I wasn’t a happy child but I wasn’t an unhappy child either. Once I could read I was free. I could go to libraries every day, often accompanied by my mother, and I saw reading as a way out from my immediate surroundings.
Soon I learned to cycle. Alone, I could explore the streets and fields of the countrified semi suburbs in which I grew up. It was a county called Kent which had been bombed to hell not long before I was born.
In those days parents were less police-like. They gave you a penny at the beginning of the day and didn’t expect to see you until the evening. I cycled all day, stopped where I wanted and talked to anyone who had a story for me. I am still like that.
The third element in my liberation was my discovery of my father’s book on how to type. My father himself had been a journalist and was writing fiction. His vigorous typing in his sexy shirt sleeves seemed very impressive.

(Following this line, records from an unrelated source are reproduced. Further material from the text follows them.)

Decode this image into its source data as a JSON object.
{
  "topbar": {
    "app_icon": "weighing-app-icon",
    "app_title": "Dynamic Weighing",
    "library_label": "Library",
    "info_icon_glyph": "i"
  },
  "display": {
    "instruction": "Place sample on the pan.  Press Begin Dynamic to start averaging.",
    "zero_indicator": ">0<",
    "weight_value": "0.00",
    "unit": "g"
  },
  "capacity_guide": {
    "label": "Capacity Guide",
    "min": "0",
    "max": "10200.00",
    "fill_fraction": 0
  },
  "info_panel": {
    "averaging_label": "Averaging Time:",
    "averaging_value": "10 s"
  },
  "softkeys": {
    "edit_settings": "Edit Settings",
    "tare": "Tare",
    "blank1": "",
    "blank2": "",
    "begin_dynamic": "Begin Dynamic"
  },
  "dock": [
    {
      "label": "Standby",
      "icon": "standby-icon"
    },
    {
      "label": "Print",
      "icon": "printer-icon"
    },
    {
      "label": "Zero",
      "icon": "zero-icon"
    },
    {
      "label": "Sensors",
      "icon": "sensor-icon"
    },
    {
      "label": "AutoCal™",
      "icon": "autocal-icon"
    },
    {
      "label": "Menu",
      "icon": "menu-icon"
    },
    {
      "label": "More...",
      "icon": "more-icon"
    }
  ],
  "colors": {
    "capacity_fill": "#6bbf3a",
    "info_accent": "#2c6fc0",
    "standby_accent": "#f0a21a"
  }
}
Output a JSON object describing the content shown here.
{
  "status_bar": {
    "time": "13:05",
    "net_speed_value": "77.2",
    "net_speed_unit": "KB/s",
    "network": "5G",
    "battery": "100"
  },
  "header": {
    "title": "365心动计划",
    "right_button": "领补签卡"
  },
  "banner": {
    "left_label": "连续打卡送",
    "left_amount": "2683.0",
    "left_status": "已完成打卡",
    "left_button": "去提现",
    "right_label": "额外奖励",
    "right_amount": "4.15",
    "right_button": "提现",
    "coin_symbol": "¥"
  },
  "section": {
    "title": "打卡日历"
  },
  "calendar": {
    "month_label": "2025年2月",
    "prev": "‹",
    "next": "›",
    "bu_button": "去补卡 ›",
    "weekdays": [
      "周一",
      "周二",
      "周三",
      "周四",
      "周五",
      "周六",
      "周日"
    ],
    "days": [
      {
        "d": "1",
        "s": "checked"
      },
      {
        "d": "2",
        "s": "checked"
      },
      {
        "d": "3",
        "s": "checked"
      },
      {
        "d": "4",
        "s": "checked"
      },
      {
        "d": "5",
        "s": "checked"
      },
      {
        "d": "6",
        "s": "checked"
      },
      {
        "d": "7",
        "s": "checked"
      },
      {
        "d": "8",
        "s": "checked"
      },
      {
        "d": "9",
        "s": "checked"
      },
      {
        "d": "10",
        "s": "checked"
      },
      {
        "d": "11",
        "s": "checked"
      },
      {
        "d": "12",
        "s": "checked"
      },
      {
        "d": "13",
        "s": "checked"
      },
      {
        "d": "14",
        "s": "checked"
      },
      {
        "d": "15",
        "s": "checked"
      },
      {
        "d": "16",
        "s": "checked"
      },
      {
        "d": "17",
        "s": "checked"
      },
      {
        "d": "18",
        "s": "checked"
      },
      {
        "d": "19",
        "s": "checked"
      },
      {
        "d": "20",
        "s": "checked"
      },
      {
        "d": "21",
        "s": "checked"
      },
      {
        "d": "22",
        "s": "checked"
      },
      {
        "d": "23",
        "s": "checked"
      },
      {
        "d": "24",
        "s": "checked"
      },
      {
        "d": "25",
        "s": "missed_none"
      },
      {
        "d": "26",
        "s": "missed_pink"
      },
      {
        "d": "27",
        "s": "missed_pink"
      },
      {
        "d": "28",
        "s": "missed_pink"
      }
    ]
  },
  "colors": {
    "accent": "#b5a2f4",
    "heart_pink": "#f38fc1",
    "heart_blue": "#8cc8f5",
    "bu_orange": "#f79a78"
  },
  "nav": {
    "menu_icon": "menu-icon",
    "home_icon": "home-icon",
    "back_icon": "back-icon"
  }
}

One day he bought a little portable typewriter in a blue case of which he was incredibly proud. He swung it round and round, because it was light, and suddenly announced he was going to Vietnam to be a war correspondent like Hemingway or Norman Mailer.
I couldn’t believe how easy it was. I started to blindfold myself with my school tie and soon found I could write the right words in the right order without even looking.
It was exhilarating. I had been reading Crime and Punishment at the time, always a cheery go-to book for a young man, and I began to copy out pages from this great novel.
At school I had been a disaster, but now at last alone I found something that I could do. I never had the desire to write underwater stories, adventure stories or amazing stories involving giants, dwarfs, elves or mermaids.
I didn’t know much about those things, but I did know the people around me. And I guess that made me into something of a realist. One day, I called myself a writer.
And I found that it suited me like a good shirt, haircut or well cut trousers. It covered me like a cloak and I was keen for others to apply the word to me even though I hadn’t yet written anything.
After all, at school many words had already been applied to me, words like brownie, or Paki, or shit-face, so I found my own word, I stuck to it, and never let it go. It is still my word.
Excuse me for a moment, I must have an enema now.
The last time a medical digit entered my back side was a few years ago and as the nurse flipped me over she asked me; “How long did it take you to write Midnight’s Children?” I replied, “If I had indeed written Midnight’s Children, don’t you think I would have gone private?”
Enema is over now. Back to reality.
I have read many many good books on so-called creative writing, and there are more and more bad books coming out, sanctioned by the desperate times in which we live. People are so hard-up for work they believe they can make money from writing.
In my experience as a young man the one book that really helped me was by the American novelist Ray Bradbury. It is called Zen in the Art of Writing which attempts to free you from all the hopeless rules and conventions you may have learned at school.
He taught me how not to be careful, he taught me how not to care, he taught me how not to give a shit for what other people thought. Not, of course, that one should not listen to other people, which I do.
That’s how it all began. And although I am lying paralised on a hospital gurney with my arse in the air and a long rubber tube sticking out my jacksee, it is where I am still going.
That’s all the good news for tonight folks. Have a drink up for me.
It's great that you found that word (writer) for yourself so early in life. I've come to believe that certain words define and renew us, if we love them enough and don't let them go! Perhaps they even fight against certain other words and ideas that are thrown towards us.
Midnights Children enema story. You made me laugh out loud! Sending lots of love x
These are brilliant. Inspirational. Human.
Much love to you.
It's great that you found that word (writer) for yourself so early in life. I've come to believe that certain words define and renew us, if we love them enough and don't let them go! Perhaps they even fight against certain other words and ideas that are thrown towards us.